Vor zwei Tagen habe ich einen Spaziergang gemacht. Die Sonne schien, meine Musik war gut, und ich bin vor Glück fast 5 Zentimeter über dem Boden geschwebt.
Heute habe ich wieder einen Spaziergang gemacht. Die Sonne schien, die Musik war gut und irgendwie wollte sich diese Glücklichkeit nicht wieder einstellen.
Zuerst habe ich versucht einfach die Musik bisschen lauter zu drehen.
Hat aber leider nicht geholfen.
Woran das wohl liegt?
Vielleicht daran, dass heute Montag ist. Das ist doch eigentlich höchst absonderlich, dass ein Wochentag, so viel Einfluss auf meine Gefühle haben sollte. Aber eben es ist Montag, und es sind mehr Dinge auf meiner To Do Liste, als noch vor zwei Tagen.
Nicht nur vielleicht, sondern ziemlich sicher liegt es aber auch daran, dass ich Nachrichten gehört habe. Also eigentlich sind es ja nicht die Nachrichten an sich. Aber der Fakt, dass neben den vielen normalen täglichen Katastrophen, die sich im Leben von ganz vielen Leuten ereignen, eben auch noch grosse Katastrophen ereignet haben. Naturkatastrophen für die irgendwie niemand was kann. Und Krieg. Terror.
Wo das Leid, das Klagen, das Einschüchtern, das Verzweifeln, voller Absicht ist.
Ich spaziere jetzt also weiter, und versuche nicht mehr glücklich zu sein. Sondern alle meine Emotionen mitgehen zu lassen auf diesen Spaziergang. Da kommt meine Traurigkeit, die mir in der Kehle kitzelt. Und es tut gut, in der Sonne, am glitzernden Fluss entlangzugehen, und einfach kurz mal richtig traurig zu sein. Ein bisschen Wut ist da auch irgendwo, aber zum grössten Teil ist da doch das Gefühl, nichts tun zu können.
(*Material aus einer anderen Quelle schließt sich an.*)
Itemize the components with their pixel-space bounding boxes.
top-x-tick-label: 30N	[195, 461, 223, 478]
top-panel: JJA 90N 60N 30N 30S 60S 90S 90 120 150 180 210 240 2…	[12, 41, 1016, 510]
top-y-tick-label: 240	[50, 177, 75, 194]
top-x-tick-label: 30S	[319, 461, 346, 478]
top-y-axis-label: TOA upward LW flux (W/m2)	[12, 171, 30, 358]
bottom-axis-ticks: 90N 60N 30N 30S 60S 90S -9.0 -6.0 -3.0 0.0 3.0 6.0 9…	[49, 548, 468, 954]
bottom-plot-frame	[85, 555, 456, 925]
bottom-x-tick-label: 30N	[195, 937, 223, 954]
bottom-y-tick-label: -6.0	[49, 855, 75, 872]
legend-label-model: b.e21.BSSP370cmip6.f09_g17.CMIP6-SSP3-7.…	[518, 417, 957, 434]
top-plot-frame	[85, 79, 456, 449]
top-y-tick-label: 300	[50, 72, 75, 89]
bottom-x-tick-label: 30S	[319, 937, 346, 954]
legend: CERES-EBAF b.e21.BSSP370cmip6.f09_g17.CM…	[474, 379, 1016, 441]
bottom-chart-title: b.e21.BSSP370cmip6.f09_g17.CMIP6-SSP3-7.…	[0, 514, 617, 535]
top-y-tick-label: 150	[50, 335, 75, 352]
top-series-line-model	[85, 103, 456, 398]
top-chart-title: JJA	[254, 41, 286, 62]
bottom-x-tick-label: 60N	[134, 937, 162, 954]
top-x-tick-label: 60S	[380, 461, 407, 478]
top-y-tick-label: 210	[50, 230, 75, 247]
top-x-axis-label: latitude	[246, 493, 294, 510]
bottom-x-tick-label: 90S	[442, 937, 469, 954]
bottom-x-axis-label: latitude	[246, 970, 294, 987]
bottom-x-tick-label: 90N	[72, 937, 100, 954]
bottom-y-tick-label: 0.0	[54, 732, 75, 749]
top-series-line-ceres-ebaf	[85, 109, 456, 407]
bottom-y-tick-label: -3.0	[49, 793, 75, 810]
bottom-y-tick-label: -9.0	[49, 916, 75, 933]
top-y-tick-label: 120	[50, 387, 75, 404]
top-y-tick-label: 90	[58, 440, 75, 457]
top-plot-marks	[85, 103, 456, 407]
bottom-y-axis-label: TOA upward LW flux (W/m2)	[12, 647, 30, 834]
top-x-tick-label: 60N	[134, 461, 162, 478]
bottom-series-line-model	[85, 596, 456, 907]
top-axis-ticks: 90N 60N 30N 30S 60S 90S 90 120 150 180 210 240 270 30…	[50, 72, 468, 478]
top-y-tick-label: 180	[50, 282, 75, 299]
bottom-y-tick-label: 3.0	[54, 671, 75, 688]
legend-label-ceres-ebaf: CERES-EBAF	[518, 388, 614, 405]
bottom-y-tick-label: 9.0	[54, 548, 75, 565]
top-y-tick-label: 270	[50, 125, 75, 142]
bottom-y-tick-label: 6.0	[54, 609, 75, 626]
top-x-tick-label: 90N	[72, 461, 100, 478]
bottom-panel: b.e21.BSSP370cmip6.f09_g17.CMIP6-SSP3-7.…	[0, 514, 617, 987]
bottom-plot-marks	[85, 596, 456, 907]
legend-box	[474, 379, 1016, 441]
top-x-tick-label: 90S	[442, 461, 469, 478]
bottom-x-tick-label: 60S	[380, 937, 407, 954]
Das ganze ist so weit weg, und doch so nah.
Es geht nicht lange, bis ich mich in den grossen philosophischen Fragen verliere:
„Sollte unser Lebensziel eigentlich nicht Traurigkeit statt Glück sein? – wäre viel einfacher. Zum traurig sein, findet sich immer was.“
Oder reicht „Zufriedenheit“?
Im Frieden sein, mit sich, der Welt.
Aber bei so viel Unfrieden, den man verhindern könnte, scheint das auch nicht sie ultimative Lösung zu sein.
Ich überlasse es lieber schlaueren Leuten, sich darüber den Kopf zu zerbrechen.
Wir sind noch bei meinem Emotionen.
Und bei der Sojamilch.
Die wollte ich auf dem Spaziergang ja auch noch einkaufen.
Nur noch 1 Tüte da. Ich wollte eigentlich den Vorrat auffüllen.
Sich jetzt aber da drüber zu ärgern, kommt mir nach meinem Spaziergang aber doch kleinlich vor.
Also tue ich es nicht. Und spaziere mit der einen Sojamilchtüte nach Hause.
Nicht 5 Zentimeter über dem Boden vor Freude. Sondern mit beiden Füssen auf dem Boden, und Emotionen die sich irgendwie geerdeter anfühlen.
Dieser Text ist am 8.Oktober 2023 entstanden.
Ich dachte, ihn zum Jahrestag von den schrecklichen Ereignissen am 7.Oktober zu veröffentlichen passt ganz gut. Aber da er auch auf andere Erlebnisse gelesen werden kann, ist er auch ein Jahr später noch aktuell.